And the results of the script above are shown below:

Connection status results
Connection status results

XML Schemas

In the previous section, you saw two different XML files representing a data set in two different ways. Those ways are called XML schemas. An XML Schema defines the legal building blocks of a specific XML document:

  • The names of elements and attributes that can appear in that specific document.
  • The number and order of child elements.
  • The data types for elements and attributes.
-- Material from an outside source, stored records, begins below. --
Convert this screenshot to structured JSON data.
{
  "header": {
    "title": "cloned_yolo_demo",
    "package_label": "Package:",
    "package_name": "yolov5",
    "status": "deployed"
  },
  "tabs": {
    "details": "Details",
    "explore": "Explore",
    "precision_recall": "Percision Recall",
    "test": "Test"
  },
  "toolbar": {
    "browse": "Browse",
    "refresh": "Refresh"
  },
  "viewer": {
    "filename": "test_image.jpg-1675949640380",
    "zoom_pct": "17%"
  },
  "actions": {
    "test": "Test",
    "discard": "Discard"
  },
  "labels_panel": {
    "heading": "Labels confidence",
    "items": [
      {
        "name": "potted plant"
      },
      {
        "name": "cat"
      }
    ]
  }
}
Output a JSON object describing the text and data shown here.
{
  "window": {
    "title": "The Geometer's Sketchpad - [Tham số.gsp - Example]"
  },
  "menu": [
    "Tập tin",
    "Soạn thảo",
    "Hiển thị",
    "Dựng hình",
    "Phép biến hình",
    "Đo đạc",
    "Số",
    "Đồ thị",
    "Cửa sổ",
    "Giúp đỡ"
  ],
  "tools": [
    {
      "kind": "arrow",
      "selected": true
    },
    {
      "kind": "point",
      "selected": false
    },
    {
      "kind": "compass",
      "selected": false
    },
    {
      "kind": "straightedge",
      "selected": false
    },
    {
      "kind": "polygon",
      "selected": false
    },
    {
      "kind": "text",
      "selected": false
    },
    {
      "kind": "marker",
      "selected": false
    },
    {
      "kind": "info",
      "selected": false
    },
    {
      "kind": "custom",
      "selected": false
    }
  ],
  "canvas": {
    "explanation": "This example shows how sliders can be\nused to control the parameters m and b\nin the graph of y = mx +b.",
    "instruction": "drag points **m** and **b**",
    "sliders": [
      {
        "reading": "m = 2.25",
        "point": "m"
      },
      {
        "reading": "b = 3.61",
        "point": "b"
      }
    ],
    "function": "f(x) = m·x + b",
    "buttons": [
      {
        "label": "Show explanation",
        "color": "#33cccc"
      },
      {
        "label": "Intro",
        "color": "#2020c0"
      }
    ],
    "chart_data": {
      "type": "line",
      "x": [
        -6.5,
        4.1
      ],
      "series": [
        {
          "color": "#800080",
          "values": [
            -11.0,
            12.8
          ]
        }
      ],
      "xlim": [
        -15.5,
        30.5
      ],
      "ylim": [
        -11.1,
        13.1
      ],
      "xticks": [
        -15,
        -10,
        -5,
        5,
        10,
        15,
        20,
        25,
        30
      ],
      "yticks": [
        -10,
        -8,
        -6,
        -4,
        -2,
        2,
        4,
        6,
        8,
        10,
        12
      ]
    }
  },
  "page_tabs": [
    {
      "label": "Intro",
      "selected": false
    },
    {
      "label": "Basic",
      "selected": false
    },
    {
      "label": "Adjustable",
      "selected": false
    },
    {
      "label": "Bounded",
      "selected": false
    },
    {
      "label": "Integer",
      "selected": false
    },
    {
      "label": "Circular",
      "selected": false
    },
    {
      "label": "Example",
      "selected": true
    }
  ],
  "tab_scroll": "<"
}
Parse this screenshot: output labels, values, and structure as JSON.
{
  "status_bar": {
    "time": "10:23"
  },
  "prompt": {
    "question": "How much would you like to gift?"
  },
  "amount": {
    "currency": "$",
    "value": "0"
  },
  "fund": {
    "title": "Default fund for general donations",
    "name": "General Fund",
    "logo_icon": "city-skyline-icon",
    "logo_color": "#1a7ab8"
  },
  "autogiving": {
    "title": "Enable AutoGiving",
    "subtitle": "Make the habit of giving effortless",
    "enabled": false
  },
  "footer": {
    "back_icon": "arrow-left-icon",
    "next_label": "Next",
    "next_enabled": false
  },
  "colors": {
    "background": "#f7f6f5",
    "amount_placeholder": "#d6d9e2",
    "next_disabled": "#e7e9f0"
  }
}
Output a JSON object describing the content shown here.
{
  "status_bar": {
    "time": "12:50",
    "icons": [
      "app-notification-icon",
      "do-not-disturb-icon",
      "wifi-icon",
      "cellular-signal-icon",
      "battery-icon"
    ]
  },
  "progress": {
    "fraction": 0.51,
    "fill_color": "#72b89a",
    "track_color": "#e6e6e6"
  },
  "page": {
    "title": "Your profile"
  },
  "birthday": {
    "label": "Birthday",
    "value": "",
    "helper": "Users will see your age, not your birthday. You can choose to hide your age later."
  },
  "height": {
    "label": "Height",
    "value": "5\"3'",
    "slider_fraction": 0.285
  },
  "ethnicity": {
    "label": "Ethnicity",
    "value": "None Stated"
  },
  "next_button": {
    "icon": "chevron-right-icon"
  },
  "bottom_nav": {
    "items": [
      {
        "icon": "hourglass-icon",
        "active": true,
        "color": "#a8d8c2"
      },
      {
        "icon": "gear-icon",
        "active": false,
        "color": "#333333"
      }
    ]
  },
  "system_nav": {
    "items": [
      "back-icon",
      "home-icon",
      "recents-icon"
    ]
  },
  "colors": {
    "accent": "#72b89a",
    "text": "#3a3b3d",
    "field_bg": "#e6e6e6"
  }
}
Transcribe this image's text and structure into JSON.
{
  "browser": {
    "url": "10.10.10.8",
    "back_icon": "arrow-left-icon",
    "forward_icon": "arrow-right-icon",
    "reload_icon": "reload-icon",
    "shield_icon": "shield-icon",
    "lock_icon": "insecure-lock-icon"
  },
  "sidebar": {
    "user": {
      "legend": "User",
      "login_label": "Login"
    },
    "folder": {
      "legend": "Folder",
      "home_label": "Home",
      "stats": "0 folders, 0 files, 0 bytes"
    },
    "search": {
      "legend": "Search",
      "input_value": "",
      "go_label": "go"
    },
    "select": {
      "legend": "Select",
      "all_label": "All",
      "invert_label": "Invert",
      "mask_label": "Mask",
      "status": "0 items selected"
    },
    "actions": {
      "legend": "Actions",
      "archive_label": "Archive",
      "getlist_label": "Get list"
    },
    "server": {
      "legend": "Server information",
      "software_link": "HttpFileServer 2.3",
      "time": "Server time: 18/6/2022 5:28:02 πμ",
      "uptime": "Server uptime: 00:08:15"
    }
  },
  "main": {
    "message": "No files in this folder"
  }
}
The schema essentially defines the structure of the XML.

Validating XML Data

An XML file may have the correct syntax (editors like Notepad++ will complain if not), yet its data might not match the project requirement. This is where the schema comes in to play. When you lean on XML data, you must ensure that all the data is valid according to the defined schema.

The last thing you want is to discover data errors in runtime, 500 lines deep in the script’s middle. It might have already performed some irreversible operations on the file system and the registry, by that time.

So, how can you check in advance that the data is correct? Let’s see first some possible error types.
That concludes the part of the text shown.